The convicted target of one of the largest mortgage fraud investigations in the Pittsburgh region will likely get a new trial because his lawyer nodded off during his recent trial in U.S. District Court.
James Nassida, former owner of Century III Home Equity in the South Hills, Pennsylvania, was convicted Monday of orchestrating a complex fraud scheme with the help of his sister, Janna Nassida.
But Mr. Nassida’s lawyer, veteran defense attorney Stan Levenson, fell asleep a few times during the three-week trial and the jurors noticed.
“I’m embarrassed about it, and it shouldn’t have happened,” Mr. Levenson said today.
He said he’d had a cold and had taken cold medicine that made him sleepy.
He admitted that he nodded off several times last week as the trial, which featured huge amounts of documentary evidence and nearly 40 witnesses, drew to a close.
After the Nassidas were found guilty, U.S. District Judge Donetta Ambrose asked the jurors if they’d seen that Mr. Levenson had drifted off.
Eleven of the 12 said yes.
The judge could have declared a mistrial but instead is expected to appoint a new lawyer to represent Nassida. That lawyer is likely to file a motion for ineffective counsel and ask for a new trial. Or Nassida could seek a plea deal, although that appears unlikely.

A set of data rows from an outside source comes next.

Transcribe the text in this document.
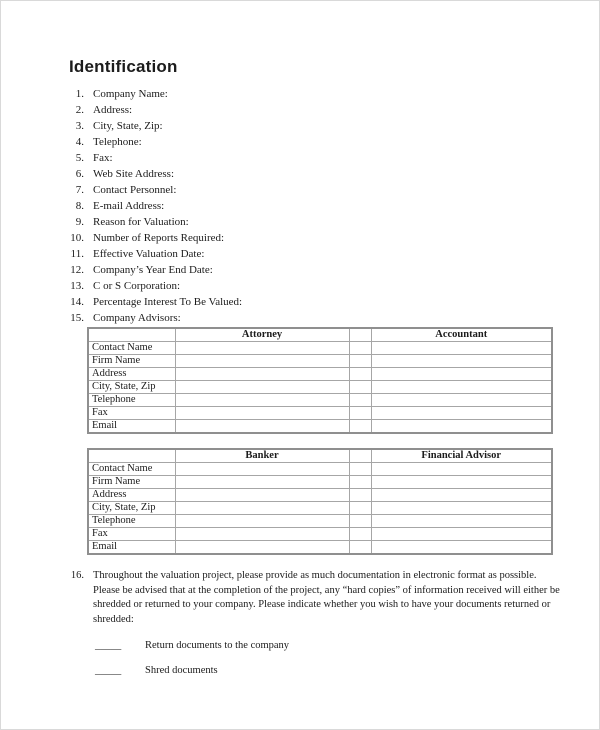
Identification
1. Company Name:
2. Address:
3. City, State, Zip:
4. Telephone:
5. Fax:
6. Web Site Address:
7. Contact Personnel:
8. E-mail Address:
9. Reason for Valuation:
10. Number of Reports Required:
11. Effective Valuation Date:
12. Company’s Year End Date:
13. C or S Corporation:
14. Percentage Interest To Be Valued:
15. Company Advisors:
	Attorney		Accountant
Contact Name			
Firm Name			
Address			
City, State, Zip			
Telephone			
Fax			
Email			
	Banker		Financial Advisor
Contact Name			
Firm Name			
Address			
City, State, Zip			
Telephone			
Fax			
Email			
16. Throughout the valuation project, please provide as much documentation in electronic format as possible. Please be advised that at the completion of the project, any “hard copies” of information received will either be shredded or returned to your company. Please indicate whether you wish to have your documents returned or shredded:
_____	Return documents to the company
_____	Shred documents
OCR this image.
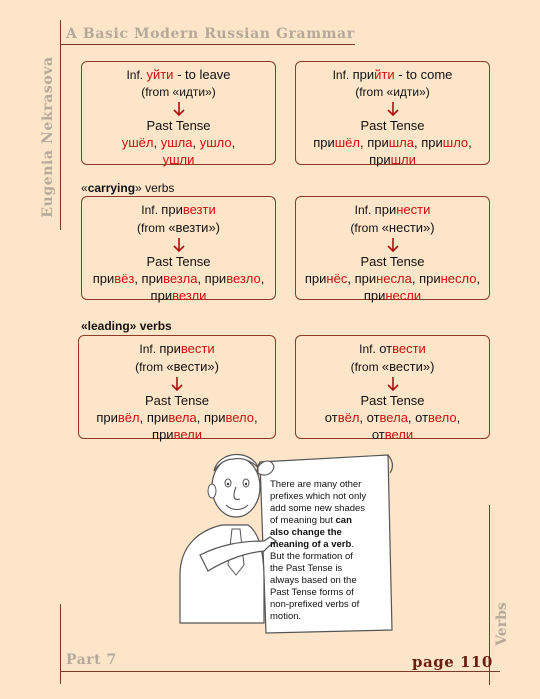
A Basic Modern Russian Grammar
Eugenia Nekrasova
Verbs
Part 7	page 110
Inf. уйти - to leave
(from «идти»)
Past Tense
ушёл, ушла, ушло,
ушли
Inf. прийти - to come
(from «идти»)
Past Tense
пришёл, пришла, пришло,
пришли
«carrying» verbs
Inf. привезти
(from «везти»)
Past Tense
привёз, привезла, привезло,
привезли
Inf. принести
(from «нести»)
Past Tense
принёс, принесла, принесло,
принесли
«leading» verbs
Inf. привести
(from «вести»)
Past Tense
привёл, привела, привело,
привели
Inf. отвести
(from «вести»)
Past Tense
отвёл, отвела, отвело,
отвели
There are many other
prefixes which not only
add some new shades
of meaning but can
also change the
meaning of a verb.
But the formation of
the Past Tense is
always based on the
Past Tense forms of
non-prefixed verbs of
motion.
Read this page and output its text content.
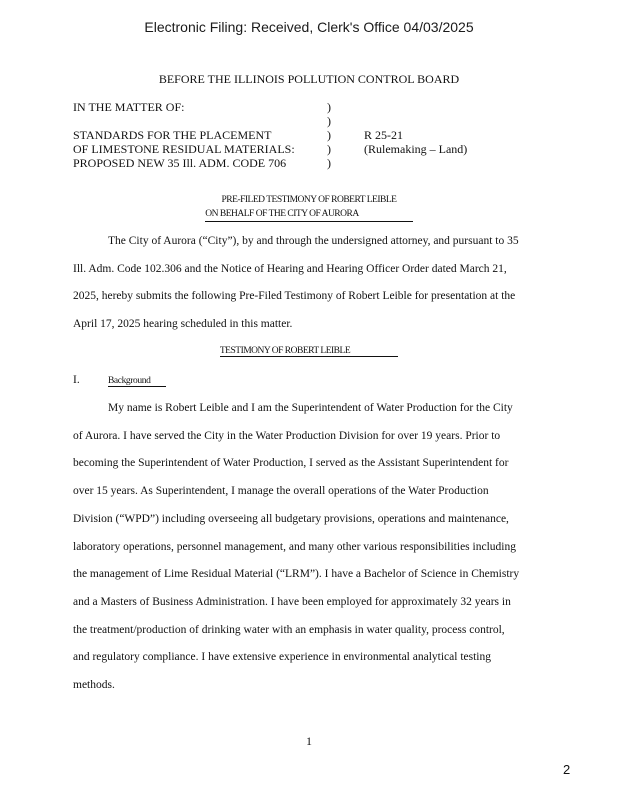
Electronic Filing: Received, Clerk's Office 04/03/2025
BEFORE THE ILLINOIS POLLUTION CONTROL BOARD
IN THE MATTER OF:
STANDARDS FOR THE PLACEMENT
OF LIMESTONE RESIDUAL MATERIALS:
PROPOSED NEW 35 Ill. ADM. CODE 706
)
)
)
)
)
R 25-21
(Rulemaking – Land)
PRE-FILED TESTIMONY OF ROBERT LEIBLE
ON BEHALF OF THE CITY OF AURORA
The City of Aurora (“City”), by and through the undersigned attorney, and pursuant to 35
Ill. Adm. Code 102.306 and the Notice of Hearing and Hearing Officer Order dated March 21,
2025, hereby submits the following Pre-Filed Testimony of Robert Leible for presentation at the
April 17, 2025 hearing scheduled in this matter.
TESTIMONY OF ROBERT LEIBLE
I.	Background
My name is Robert Leible and I am the Superintendent of Water Production for the City
of Aurora. I have served the City in the Water Production Division for over 19 years. Prior to
becoming the Superintendent of Water Production, I served as the Assistant Superintendent for
over 15 years. As Superintendent, I manage the overall operations of the Water Production
Division (“WPD”) including overseeing all budgetary provisions, operations and maintenance,
laboratory operations, personnel management, and many other various responsibilities including
the management of Lime Residual Material (“LRM”). I have a Bachelor of Science in Chemistry
and a Masters of Business Administration. I have been employed for approximately 32 years in
the treatment/production of drinking water with an emphasis in water quality, process control,
and regulatory compliance. I have extensive experience in environmental analytical testing
methods.
1
2
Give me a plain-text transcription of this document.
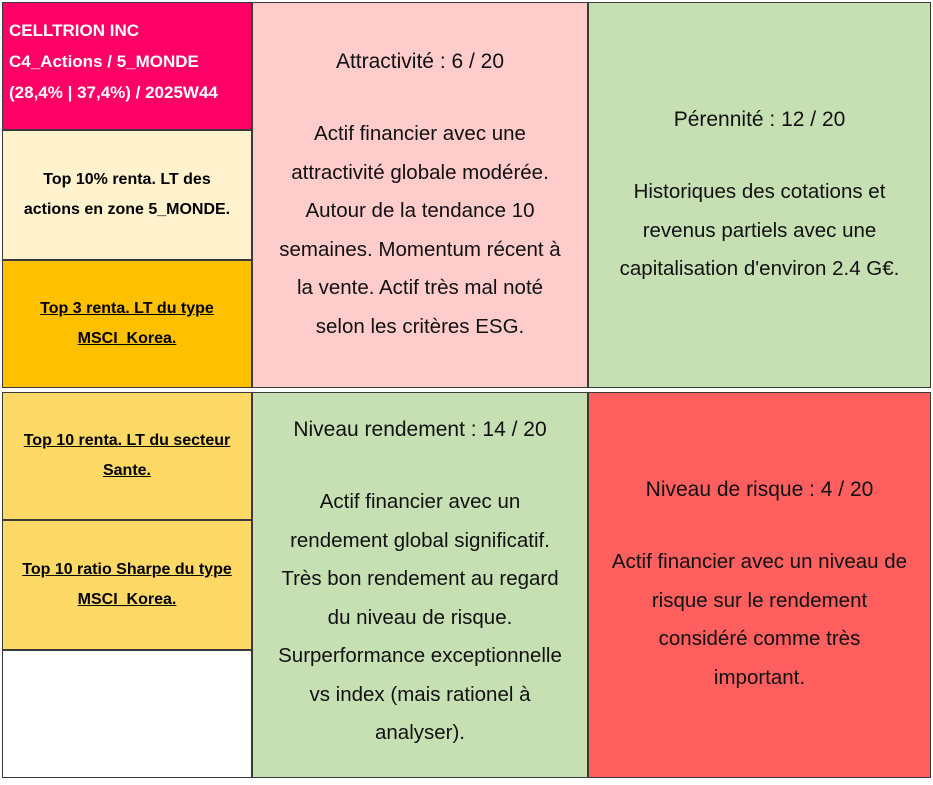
CELLTRION INC
C4_Actions / 5_MONDE
(28,4% | 37,4%) / 2025W44
Top 10% renta. LT des
actions en zone 5_MONDE.
Top 3 renta. LT du type
MSCI_Korea.
Top 10 renta. LT du secteur
Sante.
Top 10 ratio Sharpe du type
MSCI_Korea.
Attractivité : 6 / 20
Actif financier avec une
attractivité globale modérée.
Autour de la tendance 10
semaines. Momentum récent à
la vente. Actif très mal noté
selon les critères ESG.
Pérennité : 12 / 20
Historiques des cotations et
revenus partiels avec une
capitalisation d'environ 2.4 G€.
Niveau rendement : 14 / 20
Actif financier avec un
rendement global significatif.
Très bon rendement au regard
du niveau de risque.
Surperformance exceptionnelle
vs index (mais rationel à
analyser).
Niveau de risque : 4 / 20
Actif financier avec un niveau de
risque sur le rendement
considéré comme très
important.
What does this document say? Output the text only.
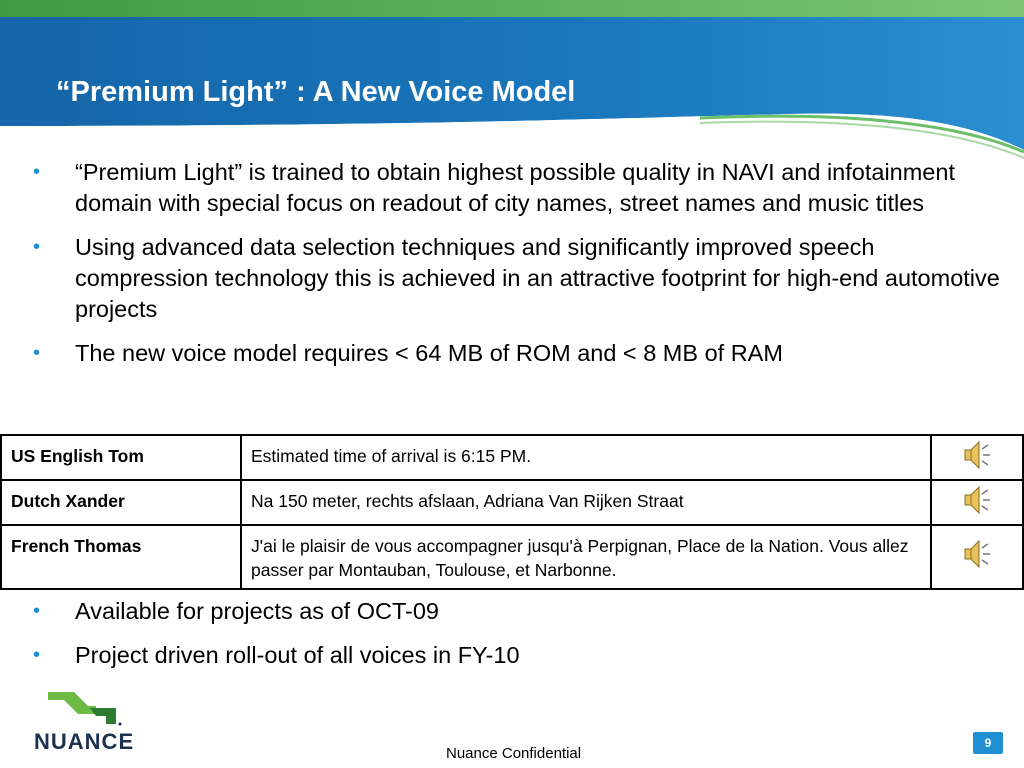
“Premium Light” : A New Voice Model
• “Premium Light” is trained to obtain highest possible quality in NAVI and infotainment domain with special focus on readout of city names, street names and music titles
• Using advanced data selection techniques and significantly improved speech compression technology this is achieved in an attractive footprint for high-end automotive projects
• The new voice model requires < 64 MB of ROM and < 8 MB of RAM
US English Tom	Estimated time of arrival is 6:15 PM.	
Dutch Xander	Na 150 meter, rechts afslaan, Adriana Van Rijken Straat	
French Thomas	J'ai le plaisir de vous accompagner jusqu'à Perpignan, Place de la Nation. Vous allez passer par Montauban, Toulouse, et Narbonne.	
• Available for projects as of OCT-09
• Project driven roll-out of all voices in FY-10
NUANCE	Nuance Confidential
9
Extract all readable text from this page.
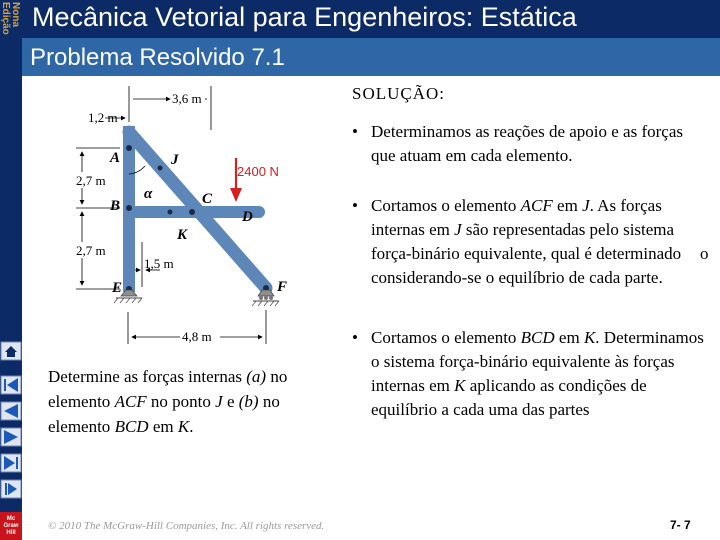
Nona
Edição
Mc
Graw
Hill
Mecânica Vetorial para Engenheiros: Estática
Problema Resolvido 7.1
2400 N
A
B	C
D
E	F
J
K
α
3,6 m
1,2 m
2,7 m
2,7 m
1,5 m
4,8 m
Determine as forças internas (a) no elemento ACF no ponto J e (b) no elemento BCD em K.
SOLUÇÃO:
• Determinamos as reações de apoio e as forças que atuam em cada elemento.
• Cortamos o elemento ACF em J. As forças internas em J são representadas pelo sistema força-binário equivalente, qual é determinado considerando-se o equilíbrio de cada parte.
o
• Cortamos o elemento BCD em K. Determinamos o sistema força-binário equivalente às forças internas em K aplicando as condições de equilíbrio a cada uma das partes
© 2010 The McGraw-Hill Companies, Inc. All rights reserved.	7- 7
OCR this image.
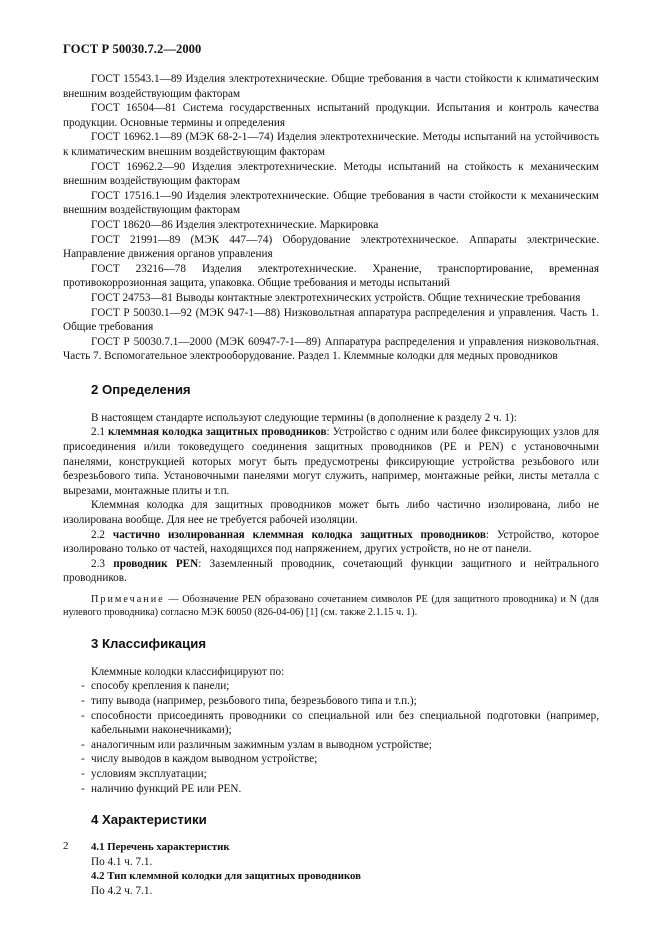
ГОСТ Р 50030.7.2—2000

ГОСТ 15543.1—89 Изделия электротехнические. Общие требования в части стойкости к климатическим внешним воздействующим факторам

ГОСТ 16504—81 Система государственных испытаний продукции. Испытания и контроль качества продукции. Основные термины и определения

ГОСТ 16962.1—89 (МЭК 68-2-1—74) Изделия электротехнические. Методы испытаний на устойчивость к климатическим внешним воздействующим факторам

ГОСТ 16962.2—90 Изделия электротехнические. Методы испытаний на стойкость к механическим внешним воздействующим факторам

ГОСТ 17516.1—90 Изделия электротехнические. Общие требования в части стойкости к механическим внешним воздействующим факторам

ГОСТ 18620—86 Изделия электротехнические. Маркировка

ГОСТ 21991—89 (МЭК 447—74) Оборудование электротехническое. Аппараты электрические. Направление движения органов управления

ГОСТ 23216—78 Изделия электротехнические. Хранение, транспортирование, временная противокоррозионная защита, упаковка. Общие требования и методы испытаний

ГОСТ 24753—81 Выводы контактные электротехнических устройств. Общие технические требования

ГОСТ Р 50030.1—92 (МЭК 947-1—88) Низковольтная аппаратура распределения и управления. Часть 1. Общие требования

ГОСТ Р 50030.7.1—2000 (МЭК 60947-7-1—89) Аппаратура распределения и управления низковольтная. Часть 7. Вспомогательное электрооборудование. Раздел 1. Клеммные колодки для медных проводников

2 Определения

В настоящем стандарте используют следующие термины (в дополнение к разделу 2 ч. 1):

2.1 клеммная колодка защитных проводников: Устройство с одним или более фиксирующих узлов для присоединения и/или токоведущего соединения защитных проводников (PE и PEN) с установочными панелями, конструкцией которых могут быть предусмотрены фиксирующие устройства резьбового или безрезьбового типа. Установочными панелями могут служить, например, монтажные рейки, листы металла с вырезами, монтажные плиты и т.п.

Клеммная колодка для защитных проводников может быть либо частично изолирована, либо не изолирована вообще. Для нее не требуется рабочей изоляции.

2.2 частично изолированная клеммная колодка защитных проводников: Устройство, которое изолировано только от частей, находящихся под напряжением, других устройств, но не от панели.

2.3 проводник PEN: Заземленный проводник, сочетающий функции защитного и нейтрального проводников.

Примечание — Обозначение PEN образовано сочетанием символов PE (для защитного проводника) и N (для нулевого проводника) согласно МЭК 60050 (826-04-06) [1] (см. также 2.1.15 ч. 1).

3 Классификация

Клеммные колодки классифицируют по:

- способу крепления к панели;
- типу вывода (например, резьбового типа, безрезьбового типа и т.п.);
- способности присоединять проводники со специальной или без специальной подготовки (например, кабельными наконечниками);
- аналогичным или различным зажимным узлам в выводном устройстве;
- числу выводов в каждом выводном устройстве;
- условиям эксплуатации;
- наличию функций PE или PEN.
4 Характеристики
4.1 Перечень характеристик

По 4.1 ч. 7.1.

4.2 Тип клеммной колодки для защитных проводников

По 4.2 ч. 7.1.

2
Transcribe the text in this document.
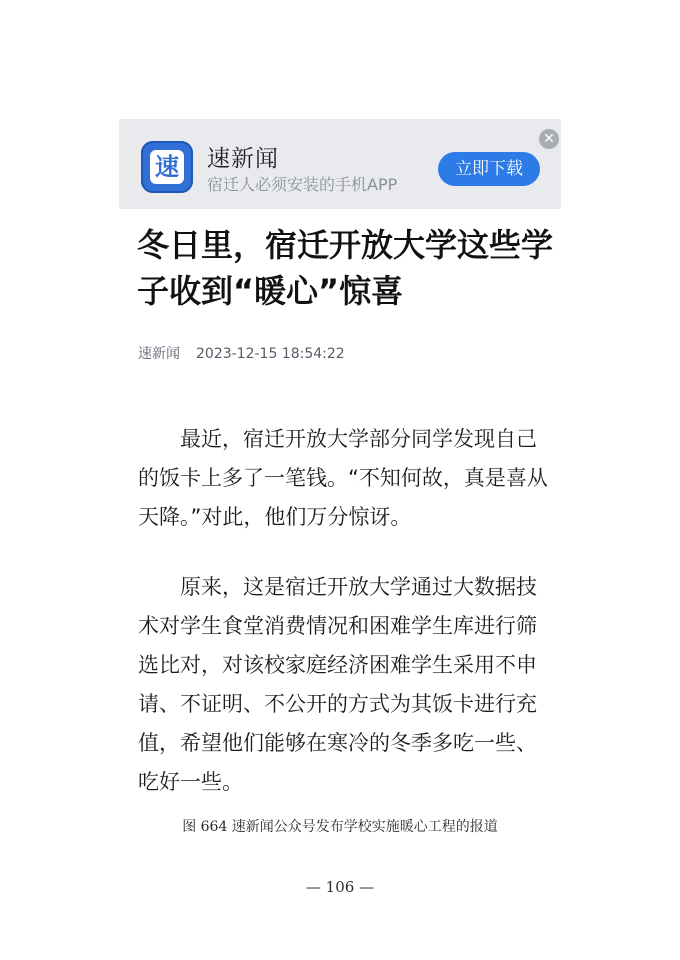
速 速新闻
宿迁人必须安装的手机APP
立即下载
✕
冬日里，宿迁开放大学这些学子收到“暖心”惊喜
速新闻 2023-12-15 18:54:22

最近，宿迁开放大学部分同学发现自己的饭卡上多了一笔钱。“不知何故，真是喜从天降。”对此，他们万分惊讶。

原来，这是宿迁开放大学通过大数据技术对学生食堂消费情况和困难学生库进行筛选比对，对该校家庭经济困难学生采用不申请、不证明、不公开的方式为其饭卡进行充值，希望他们能够在寒冷的冬季多吃一些、吃好一些。

图 664 速新闻公众号发布学校实施暖心工程的报道
— 106 —
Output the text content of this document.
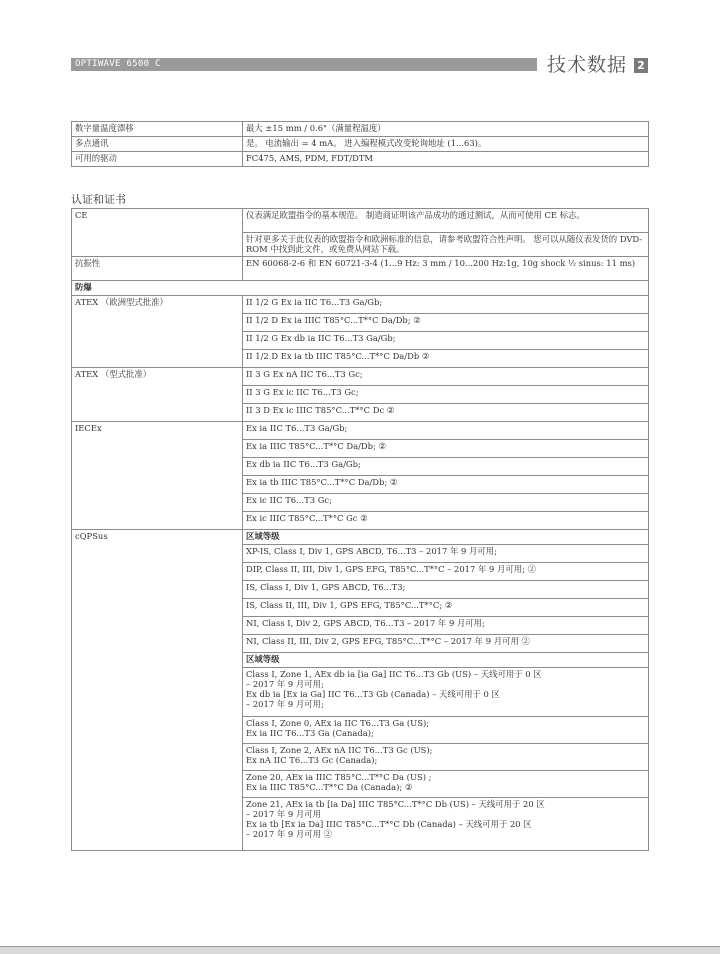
OPTIWAVE 6500 C	技术数据 2
数字量温度漂移	最大 ±15 mm / 0.6"（满量程温度）
多点通讯	是。 电流输出 = 4 mA。 进入编程模式改变轮询地址 (1...63)。
可用的驱动	FC475, AMS, PDM, FDT/DTM
认证和证书
CE	仪表满足欧盟指令的基本规范。 制造商证明该产品成功的通过测试，从而可使用 CE 标志。
	针对更多关于此仪表的欧盟指令和欧洲标准的信息，请参考欧盟符合性声明。 您可以从随仪表发货的 DVD-ROM 中找到此文件，或免费从网站下载。
抗振性	EN 60068-2-6 和 EN 60721-3-4 (1...9 Hz: 3 mm / 10...200 Hz:1g, 10g shock ½ sinus: 11 ms)
防爆	
ATEX （欧洲型式批准）	II 1/2 G Ex ia IIC T6...T3 Ga/Gb;
	II 1/2 D Ex ia IIIC T85°C...T*°C Da/Db; ②
	II 1/2 G Ex db ia IIC T6...T3 Ga/Gb;
	II 1/2 D Ex ia tb IIIC T85°C...T*°C Da/Db ②
ATEX （型式批准）	II 3 G Ex nA IIC T6...T3 Gc;
	II 3 G Ex ic IIC T6...T3 Gc;
	II 3 D Ex ic IIIC T85°C...T*°C Dc ②
IECEx	Ex ia IIC T6...T3 Ga/Gb;
	Ex ia IIIC T85°C...T*°C Da/Db; ②
	Ex db ia IIC T6...T3 Ga/Gb;
	Ex ia tb IIIC T85°C...T*°C Da/Db; ②
	Ex ic IIC T6...T3 Gc;
	Ex ic IIIC T85°C...T*°C Gc ②
cQPSus	区域等级
	XP-IS, Class I, Div 1, GPS ABCD, T6...T3 – 2017 年 9 月可用;
	DIP, Class II, III, Div 1, GPS EFG, T85°C...T*°C – 2017 年 9 月可用; ②
	IS, Class I, Div 1, GPS ABCD, T6...T3;
	IS, Class II, III, Div 1, GPS EFG, T85°C...T*°C; ②
	NI, Class I, Div 2, GPS ABCD, T6...T3 – 2017 年 9 月可用;
	NI, Class II, III, Div 2, GPS EFG, T85°C...T*°C – 2017 年 9 月可用 ②
	区域等级

	Class I, Zone 1, AEx db ia [ia Ga] IIC T6...T3 Gb (US) – 天线可用于 0 区
– 2017 年 9 月可用;
Ex db ia [Ex ia Ga] IIC T6...T3 Gb (Canada) – 天线可用于 0 区
– 2017 年 9 月可用;

	Class I, Zone 0, AEx ia IIC T6...T3 Ga (US);
Ex ia IIC T6...T3 Ga (Canada);

	Class I, Zone 2, AEx nA IIC T6...T3 Gc (US);
Ex nA IIC T6...T3 Gc (Canada);

	Zone 20, AEx ia IIIC T85°C...T*°C Da (US) ;
Ex ia IIIC T85°C...T*°C Da (Canada); ②

	Zone 21, AEx ia tb [ia Da] IIIC T85°C...T*°C Db (US) – 天线可用于 20 区
– 2017 年 9 月可用
Ex ia tb [Ex ia Da] IIIC T85°C...T*°C Db (Canada) – 天线可用于 20 区
– 2017 年 9 月可用 ②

Janna Nassida was tried along with her brother but her conviction will stand, and she will not be tried again.
Mr. Levenson said the government’s evidence against his client was overwhelming. After three weeks of often mind-numbing testimony, the jury deliberated only about an hour before finding the Nassidas guilty of bank fraud and conspiracy to commit bank and wire fraud.
“I think the outcome will be the same,” Mr. Levenson said of a new trial.
The U.S. attorney’s office declined comment.
Prosecutors said Nassida, 48, of Pleasant Hills, who started Century III in 1994, headed a conspiracy that used inflated borrower incomes and assets, along with fake property appraisals, to fool lenders into making millions of dollars in fraudulent loans. The motive was greed, according to Assistant U.S. Attorney Brendan Conway, who said James Nassida lived a lavish lifestyle on the proceeds of his schemes.
Janna Nassida, 45, of West Mifflin, was the No. 2 official and a loan officer in the company and helped with the fraud.
Over the last two years, numerous loan officers at the company had pleaded guilty and become government witnesses against the Nassidas as the government built its case.
Prosecutors and agents said Century III had become an “incubator” for mortgage fraud schemes in the 2000s, and the investigation generated other cases for the mortgage fraud task force here.